Aluna: Fernanda Ribeiro de Almeida

Fichamento do terceiro capítulo, A Prisão de Petrus Valvomeres, do livro Mimesis, de


Erich Auerbach

Vimos no capítulo anterior, Fortunata, Auerbach realizar um contraste entre


dois tipos1 possíveis de compreensão da realidade através da literatura: um deles, a
compreensão moralista-retórica, é representada por Petrônio e Tácito. Típica da
tradição clássica, essa compreensão é incapaz de captar as forças históricas
subjacentes ao cotidiano, e dele se aproxima somente em tom cômico ou satírico. Já
no outro tipo, a realidade é apreendida como movimento histórico e um trecho do
Novo Testamento serve como referência.
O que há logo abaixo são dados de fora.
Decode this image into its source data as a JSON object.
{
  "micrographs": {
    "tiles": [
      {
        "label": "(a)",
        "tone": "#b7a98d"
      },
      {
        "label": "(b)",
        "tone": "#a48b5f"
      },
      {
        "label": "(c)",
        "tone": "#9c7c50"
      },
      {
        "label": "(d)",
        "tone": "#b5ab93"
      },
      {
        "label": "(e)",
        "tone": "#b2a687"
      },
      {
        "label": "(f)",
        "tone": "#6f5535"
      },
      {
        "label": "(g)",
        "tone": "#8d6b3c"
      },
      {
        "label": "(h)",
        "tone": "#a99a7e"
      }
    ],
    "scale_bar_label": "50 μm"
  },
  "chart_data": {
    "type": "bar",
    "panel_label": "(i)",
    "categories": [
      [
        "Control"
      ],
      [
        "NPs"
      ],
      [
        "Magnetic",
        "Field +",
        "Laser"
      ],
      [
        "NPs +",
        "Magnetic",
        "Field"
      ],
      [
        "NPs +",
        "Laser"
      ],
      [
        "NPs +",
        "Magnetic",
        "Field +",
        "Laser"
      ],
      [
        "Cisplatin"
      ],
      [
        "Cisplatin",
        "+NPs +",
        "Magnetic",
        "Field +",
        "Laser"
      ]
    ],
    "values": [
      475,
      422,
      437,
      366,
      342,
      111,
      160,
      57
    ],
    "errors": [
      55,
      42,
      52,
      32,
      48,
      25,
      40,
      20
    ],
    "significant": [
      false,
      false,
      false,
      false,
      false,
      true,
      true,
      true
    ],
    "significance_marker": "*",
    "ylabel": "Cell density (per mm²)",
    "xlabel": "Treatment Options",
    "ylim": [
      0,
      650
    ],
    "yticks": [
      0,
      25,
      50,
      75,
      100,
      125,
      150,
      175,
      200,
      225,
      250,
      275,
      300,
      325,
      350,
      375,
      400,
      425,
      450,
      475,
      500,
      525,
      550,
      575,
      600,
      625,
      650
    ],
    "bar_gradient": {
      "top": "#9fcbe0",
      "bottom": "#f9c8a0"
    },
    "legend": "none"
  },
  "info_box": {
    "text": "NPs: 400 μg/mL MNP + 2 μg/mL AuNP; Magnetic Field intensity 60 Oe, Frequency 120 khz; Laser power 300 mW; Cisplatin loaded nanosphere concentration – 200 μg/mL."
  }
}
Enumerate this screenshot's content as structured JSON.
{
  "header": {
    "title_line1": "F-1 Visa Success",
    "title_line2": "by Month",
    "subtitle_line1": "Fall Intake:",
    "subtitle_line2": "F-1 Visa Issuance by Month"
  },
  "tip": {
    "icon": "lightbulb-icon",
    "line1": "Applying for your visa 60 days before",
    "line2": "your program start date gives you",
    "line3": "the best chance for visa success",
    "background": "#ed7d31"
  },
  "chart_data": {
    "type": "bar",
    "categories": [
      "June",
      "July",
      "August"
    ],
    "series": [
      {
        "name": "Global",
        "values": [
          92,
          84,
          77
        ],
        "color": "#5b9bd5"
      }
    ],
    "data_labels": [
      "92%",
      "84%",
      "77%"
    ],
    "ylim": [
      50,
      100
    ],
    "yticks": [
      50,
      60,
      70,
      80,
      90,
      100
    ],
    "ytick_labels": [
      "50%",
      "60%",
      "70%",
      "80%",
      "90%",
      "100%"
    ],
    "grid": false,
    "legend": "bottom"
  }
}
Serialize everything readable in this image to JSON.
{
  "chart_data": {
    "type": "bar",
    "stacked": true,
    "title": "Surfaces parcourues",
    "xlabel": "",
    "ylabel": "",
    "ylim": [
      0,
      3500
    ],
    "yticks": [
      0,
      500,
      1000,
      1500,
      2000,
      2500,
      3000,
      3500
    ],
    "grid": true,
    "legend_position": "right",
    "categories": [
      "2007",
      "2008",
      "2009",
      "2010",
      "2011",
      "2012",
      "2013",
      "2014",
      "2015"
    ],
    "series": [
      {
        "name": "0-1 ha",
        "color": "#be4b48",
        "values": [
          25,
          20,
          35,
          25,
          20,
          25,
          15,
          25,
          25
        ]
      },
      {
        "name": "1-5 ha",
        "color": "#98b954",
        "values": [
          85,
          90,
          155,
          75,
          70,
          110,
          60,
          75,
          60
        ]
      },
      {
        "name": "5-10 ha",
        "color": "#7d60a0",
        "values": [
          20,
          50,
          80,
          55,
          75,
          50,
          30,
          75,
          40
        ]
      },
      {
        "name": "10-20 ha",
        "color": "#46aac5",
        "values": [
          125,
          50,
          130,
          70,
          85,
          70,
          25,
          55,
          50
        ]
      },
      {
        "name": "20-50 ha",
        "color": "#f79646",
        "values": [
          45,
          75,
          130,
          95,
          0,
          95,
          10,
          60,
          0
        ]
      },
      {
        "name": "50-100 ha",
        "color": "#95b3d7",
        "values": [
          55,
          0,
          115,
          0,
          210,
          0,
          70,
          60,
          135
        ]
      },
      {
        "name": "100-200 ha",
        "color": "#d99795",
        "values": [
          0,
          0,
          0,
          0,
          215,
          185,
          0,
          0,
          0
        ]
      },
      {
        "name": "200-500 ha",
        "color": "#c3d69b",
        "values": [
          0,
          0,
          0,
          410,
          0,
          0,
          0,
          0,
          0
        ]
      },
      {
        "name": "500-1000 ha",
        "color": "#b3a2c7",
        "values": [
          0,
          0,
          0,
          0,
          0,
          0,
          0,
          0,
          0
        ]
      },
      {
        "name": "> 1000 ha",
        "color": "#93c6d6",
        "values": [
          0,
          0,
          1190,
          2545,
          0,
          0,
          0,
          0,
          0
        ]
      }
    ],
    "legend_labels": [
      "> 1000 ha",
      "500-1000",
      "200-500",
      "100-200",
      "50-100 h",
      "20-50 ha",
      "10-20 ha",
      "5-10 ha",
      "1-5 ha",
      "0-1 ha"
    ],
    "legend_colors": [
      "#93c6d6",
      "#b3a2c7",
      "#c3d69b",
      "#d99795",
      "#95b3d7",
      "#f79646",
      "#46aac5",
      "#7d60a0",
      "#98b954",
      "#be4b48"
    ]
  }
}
Acontecimentos banais, como a negação de
Pedro, passam então a emergir na literatura com forte dramaticidade e
problematicidade, marcando o surgimento de uma consciência histórica ausente nos
autores clássicos. Veremos agora, no terceiro capítulo, os seguintes pontos abaixo
resumidos:

Inicialmente, o estilo clássico dos historiadores-moralistas, como o de Tácito e


Amiano, servirá, para Auerbach, como expressão da decadência da cultura Antiga
tardia. Para tanto, serão apontadas as modificações na sintaxe, no vocabulário e no
modo de representação da realidade pelas quais passam o estilo desses autores, em
comparação com a forma e o conteúdo da tradição clássica. No caso de Amiano, nota-
se que a retórica elevada e o discurso carregado de juízos morais incorporam o
sensível-gestual, produzindo um “realismo berrante”. Marcado pelo predomínio do
horripilante, do grotesco e do sádico, o realismo do oficial romano eliminará a
existência de qualquer força positiva que se contraponha a essas forças terríveis. A
ausência de um contrapeso aos aspectos sombrios de sua obra é a mesma ausência de
1
Divisão realizada por Waizbort em seu artigo Erich Auerbach e a condição humana, p. 192.

1
um fator positivo na situação política e social do Império, que carecia, na época, de
qualquer esperança quanto ao seu futuro. Neste sentido, Auerbach notará que as
Metamorfoses de Ovídio, conhecidas desde o início do século I d.C., representam com
precocidade as mesmas tendências do estilo de Amiano.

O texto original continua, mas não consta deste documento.